CREATE TABLE LIKE INCLUDING PRIVILEGES
Hi,
Inspired by this message [1]/messages/by-id/546590.1771005826@sss.pgh.pa.us, introduce CREATE TABLE LIKE INCLUDING PRIVILEGES.
With this, the source table ACL stored in pg_class.relacl and
pg_attribute.attacl will now be copied to the target table.
This functionality only works if the current user is also the owner of
the source table.
Demo:
CREATE ROLE alice;
CREATE ROLE bob;
SET ROLE alice;
CREATE TABLE src (a int, b int);
GRANT INSERT ON src TO bob WITH GRANT OPTION;
CREATE TABLE dst (LIKE src INCLUDING PRIVILEGES);
SELECT relacl FROM pg_class WHERE relname = 'dst';
relacl
-------------------------------------
{alice=arwdDxtm/alice,bob=a*/alice}
Attachments:
v1-0001-CREATE-TABLE-LIKE-INCLUDING-PRIVILEGES.patchtext/x-patch; charset=US-ASCII; name=v1-0001-CREATE-TABLE-LIKE-INCLUDING-PRIVILEGES.patchDownload+419-19
Hello
Inspired by this message [1]
My interpretation of that message was not to go in this direction:
(And no, I'd not look favorably on a response that proposes to fix
that by adding the ability to copy ownership/permissions. There
are probably security problems in such an idea.)
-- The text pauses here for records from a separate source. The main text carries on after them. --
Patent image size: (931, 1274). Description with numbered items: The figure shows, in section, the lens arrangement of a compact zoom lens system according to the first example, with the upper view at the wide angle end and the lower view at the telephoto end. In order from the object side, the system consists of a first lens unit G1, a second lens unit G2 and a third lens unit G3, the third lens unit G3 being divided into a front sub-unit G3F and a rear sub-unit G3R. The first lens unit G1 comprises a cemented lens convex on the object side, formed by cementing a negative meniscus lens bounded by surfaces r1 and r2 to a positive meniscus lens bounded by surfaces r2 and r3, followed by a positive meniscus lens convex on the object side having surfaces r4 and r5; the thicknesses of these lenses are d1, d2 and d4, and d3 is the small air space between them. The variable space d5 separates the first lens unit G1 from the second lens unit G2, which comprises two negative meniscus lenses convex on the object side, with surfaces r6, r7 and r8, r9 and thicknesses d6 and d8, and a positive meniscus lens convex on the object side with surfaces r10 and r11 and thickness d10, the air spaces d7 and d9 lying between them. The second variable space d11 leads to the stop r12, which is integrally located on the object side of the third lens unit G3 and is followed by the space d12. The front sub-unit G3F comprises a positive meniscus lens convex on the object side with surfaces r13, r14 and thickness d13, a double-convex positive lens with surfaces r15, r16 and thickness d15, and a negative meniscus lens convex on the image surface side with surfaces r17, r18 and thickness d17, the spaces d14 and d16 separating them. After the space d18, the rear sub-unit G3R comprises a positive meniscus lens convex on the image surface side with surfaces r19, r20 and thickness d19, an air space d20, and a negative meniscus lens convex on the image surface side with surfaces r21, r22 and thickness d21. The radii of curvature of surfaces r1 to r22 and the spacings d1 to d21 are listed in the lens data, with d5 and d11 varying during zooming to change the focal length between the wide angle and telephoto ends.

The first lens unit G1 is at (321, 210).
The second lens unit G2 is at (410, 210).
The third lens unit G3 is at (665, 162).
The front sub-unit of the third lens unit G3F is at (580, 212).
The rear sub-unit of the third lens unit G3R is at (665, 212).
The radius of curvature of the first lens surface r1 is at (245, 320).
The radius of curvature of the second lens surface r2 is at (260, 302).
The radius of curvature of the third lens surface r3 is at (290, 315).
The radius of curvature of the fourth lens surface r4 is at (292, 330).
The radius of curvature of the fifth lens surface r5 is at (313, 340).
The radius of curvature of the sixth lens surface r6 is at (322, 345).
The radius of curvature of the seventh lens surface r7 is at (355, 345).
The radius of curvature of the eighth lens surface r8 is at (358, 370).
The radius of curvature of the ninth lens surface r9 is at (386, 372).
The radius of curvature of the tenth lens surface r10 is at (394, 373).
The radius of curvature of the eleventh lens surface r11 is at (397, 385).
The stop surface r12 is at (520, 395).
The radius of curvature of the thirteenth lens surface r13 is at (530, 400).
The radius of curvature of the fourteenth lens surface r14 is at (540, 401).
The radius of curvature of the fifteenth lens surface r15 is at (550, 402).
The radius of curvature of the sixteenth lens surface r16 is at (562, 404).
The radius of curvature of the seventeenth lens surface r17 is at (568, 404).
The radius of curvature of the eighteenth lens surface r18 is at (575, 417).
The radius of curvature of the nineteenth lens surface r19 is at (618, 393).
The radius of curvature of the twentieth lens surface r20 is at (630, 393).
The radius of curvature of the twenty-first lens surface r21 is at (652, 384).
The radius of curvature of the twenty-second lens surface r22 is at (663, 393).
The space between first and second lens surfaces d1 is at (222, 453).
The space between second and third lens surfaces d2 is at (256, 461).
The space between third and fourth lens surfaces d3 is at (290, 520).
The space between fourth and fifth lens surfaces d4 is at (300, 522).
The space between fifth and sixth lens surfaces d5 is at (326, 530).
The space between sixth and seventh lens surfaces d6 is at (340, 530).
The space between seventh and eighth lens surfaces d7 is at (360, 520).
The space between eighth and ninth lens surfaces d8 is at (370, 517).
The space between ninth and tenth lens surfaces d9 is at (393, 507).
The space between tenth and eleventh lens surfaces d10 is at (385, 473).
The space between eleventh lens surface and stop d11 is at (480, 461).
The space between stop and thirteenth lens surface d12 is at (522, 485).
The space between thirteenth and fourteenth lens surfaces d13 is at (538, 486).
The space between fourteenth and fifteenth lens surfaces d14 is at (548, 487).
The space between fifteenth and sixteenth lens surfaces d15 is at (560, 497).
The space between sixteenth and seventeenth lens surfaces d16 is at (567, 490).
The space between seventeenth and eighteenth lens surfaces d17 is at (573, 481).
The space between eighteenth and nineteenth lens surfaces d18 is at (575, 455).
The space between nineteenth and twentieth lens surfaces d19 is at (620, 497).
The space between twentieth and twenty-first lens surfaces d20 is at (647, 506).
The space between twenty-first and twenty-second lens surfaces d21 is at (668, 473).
And I do see some issues in that regard with this patch:
This functionality only works if the current user is also the owner of
the source table.
With these changes, `INCLUDING ALL` requires ownership. I don't think that's an acceptable breaking change? I also don't see a good way to deal with that:
* either INCLUDING ALL doesn't include this - which would be confusing
* or it doesn't include this for non owned tables - even more confusing
* or it ignores ownership, which would be insecure
do you have a better suggestion?
There's also a privilege escalation issue in the current patch: if any of the privileges have GRANT option, all of them will have in the new table.